Omar Ha-Redeye, a lawyer at Toronto-based Fleet Street Law, said Rogers could also face actions in small-claims court.

This avenue could make sense for those who have suffered damages that go well beyond the compensation that could be obtained through a class-action suit, he said. For instance, some individuals may have experienced financial losses of thousands or tens of thousands of dollars.

He said those contemplating this option may wish to get a lawyer, although legal representation is not necessary in small-claims court.

He also warned that legal actions can take years to resolve.

That’s why some consumer advocates say Canadians shouldn’t have to rely on lawsuits to obtain adequate remedies.

“Not everybody has access to lawyers or resources that would provide them the knowledge to pursue compensation like this,” said Yuka Sai, a staff lawyer at the Public Interest Advocacy Centre, an Ottawa-based consumer advocacy group.

The organization submitted a letter to the Canadian Radio-television and Telecommunications Commission on July 8 urging the federal regulator to establish industry-wide standards for refund requirements for telecommunications service providers, among other things.

Customers “are looking for a quick, clear solution,” Ms. Sai said. “Not everyone is willing to wait until after a class-action lawsuit is resolved to get their fair compensation.”

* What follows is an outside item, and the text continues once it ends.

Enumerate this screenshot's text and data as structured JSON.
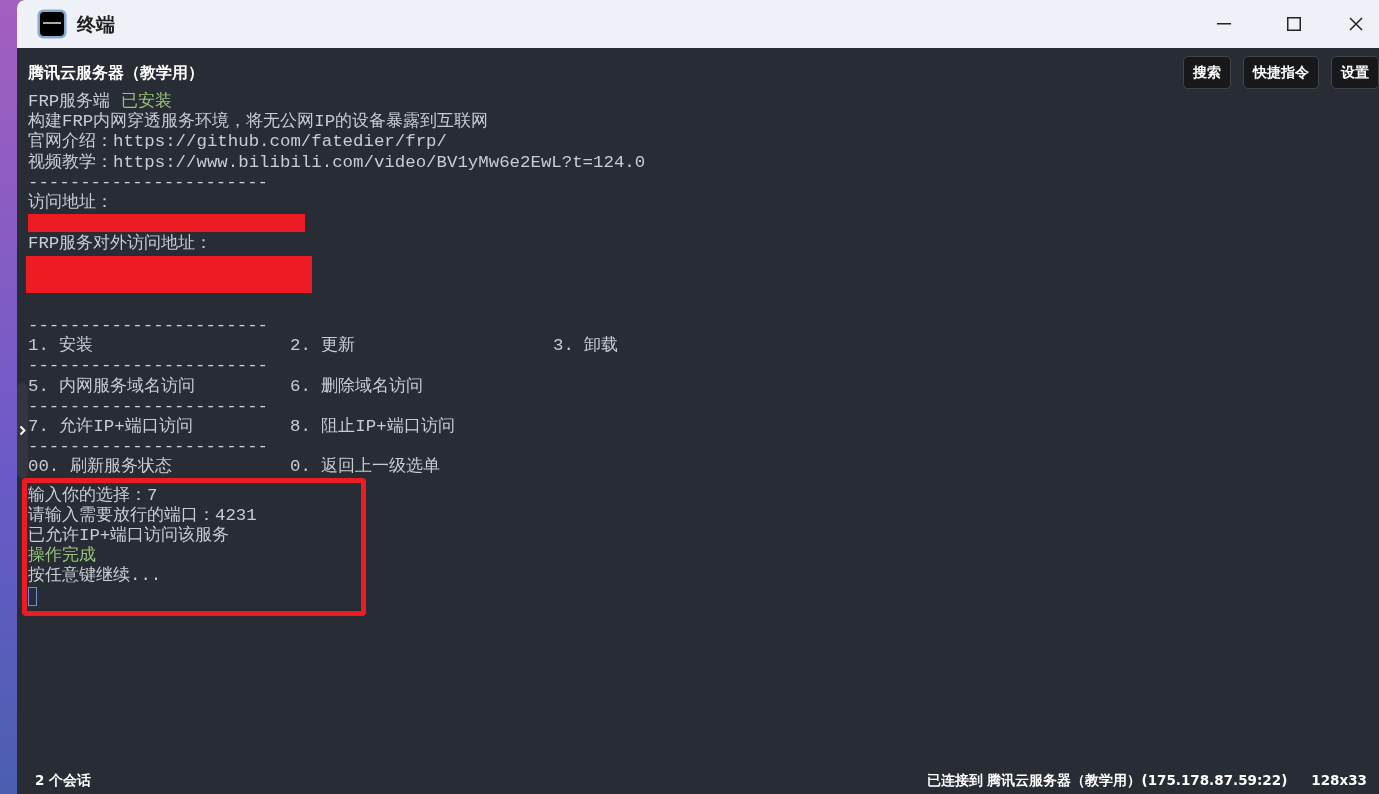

Rogers is also warning customers on its website to watch out for scams related to the compensation. Police services and the federal government’s Canadian Anti-Fraud Centre say they have received complaints that fraudsters pretending to be Rogers are texting mobile numbers to urge them to click on a link to get their refund. Rogers said all credits will be applied automatically, without the need for any action on the part of customers.

People who subscribe to other internet providers that use the Rogers network also experienced outages on Friday, but it is not yet clear whether they will be eligible for compensation.

Mike Stanford, vice-president of marketing for Teksavvy Solutions Inc., a large independent telecom provider based in Ontario, said his organization was still assessing the situation.